The problem is that it's hard to have a user mindset for software I've written myself. I'm too deep in and can't anticipate enough of the ways users might break things. I'm starting to think that the best way to make user-friendly software is to (a) write the software, (b) brace yourself, (c) recruit some people that weren't involved in the development to use your software and give you feedback, and (d) fix all the problems they have with the software. Let them break things, and then you fix all the broken stuff! This process is described in this blog post about "complaint-driven development". I've been finding that it works on a smaller scale too: one of my current projects is a software package, and two colleagues have used it for data analysis and told me about all the weird problems they encountered. I never would have anticipated those without them, and I've been able to improve the error messages because of them -- and that's only two test users!
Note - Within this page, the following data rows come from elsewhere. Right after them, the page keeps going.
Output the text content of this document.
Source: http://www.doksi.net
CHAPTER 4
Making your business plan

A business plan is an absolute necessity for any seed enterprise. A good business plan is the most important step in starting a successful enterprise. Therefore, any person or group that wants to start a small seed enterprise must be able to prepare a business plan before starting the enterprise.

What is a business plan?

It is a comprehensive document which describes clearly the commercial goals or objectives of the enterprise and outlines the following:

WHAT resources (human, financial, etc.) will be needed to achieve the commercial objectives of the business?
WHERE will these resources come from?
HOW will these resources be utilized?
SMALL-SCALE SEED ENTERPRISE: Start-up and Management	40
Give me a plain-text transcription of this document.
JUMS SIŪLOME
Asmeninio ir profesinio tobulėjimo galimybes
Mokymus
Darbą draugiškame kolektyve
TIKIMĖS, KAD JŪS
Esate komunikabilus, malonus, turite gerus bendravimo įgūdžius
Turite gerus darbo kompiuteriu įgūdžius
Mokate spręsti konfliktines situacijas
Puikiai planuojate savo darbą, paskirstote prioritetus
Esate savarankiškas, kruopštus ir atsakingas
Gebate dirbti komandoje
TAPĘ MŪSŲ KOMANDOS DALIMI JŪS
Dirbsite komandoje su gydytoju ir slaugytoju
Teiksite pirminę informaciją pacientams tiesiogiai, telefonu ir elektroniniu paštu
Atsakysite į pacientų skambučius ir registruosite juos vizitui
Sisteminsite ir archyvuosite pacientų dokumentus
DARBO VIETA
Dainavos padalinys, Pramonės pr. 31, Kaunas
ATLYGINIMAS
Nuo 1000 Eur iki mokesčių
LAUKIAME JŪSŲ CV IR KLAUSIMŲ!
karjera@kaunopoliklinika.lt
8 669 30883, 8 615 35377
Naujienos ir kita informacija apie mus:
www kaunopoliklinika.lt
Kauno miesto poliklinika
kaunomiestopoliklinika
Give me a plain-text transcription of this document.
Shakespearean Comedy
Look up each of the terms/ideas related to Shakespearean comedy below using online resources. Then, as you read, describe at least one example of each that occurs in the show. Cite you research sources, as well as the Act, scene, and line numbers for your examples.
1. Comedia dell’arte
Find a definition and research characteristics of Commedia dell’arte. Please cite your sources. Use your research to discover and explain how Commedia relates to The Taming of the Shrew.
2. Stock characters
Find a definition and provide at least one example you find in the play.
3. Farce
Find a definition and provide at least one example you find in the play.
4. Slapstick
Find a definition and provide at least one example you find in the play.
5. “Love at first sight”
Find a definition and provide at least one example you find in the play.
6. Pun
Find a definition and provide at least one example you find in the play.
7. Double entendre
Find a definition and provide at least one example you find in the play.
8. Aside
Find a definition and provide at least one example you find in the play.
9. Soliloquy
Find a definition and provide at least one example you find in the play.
I think that if I really want this project to have great error messages, I just need to get more people to break it and give feedback on the messages.
- Just kidding. I don't actually believe in frequentist/Bayesian dogma. And if I were a frequentist, it would only partially be because of how much I dislike WinBUGS.
- As a user, I'm also appreciative of good error messages. The Python folks at Hacker School were always waxing poetic about how awesome Python error messages are. The more I use Python, the more I agree. I like that Python errors have types, so you at least get one hint as to what's happening. The error types also make it so you can illustrate the Python debugging process with a beautiful flowchart.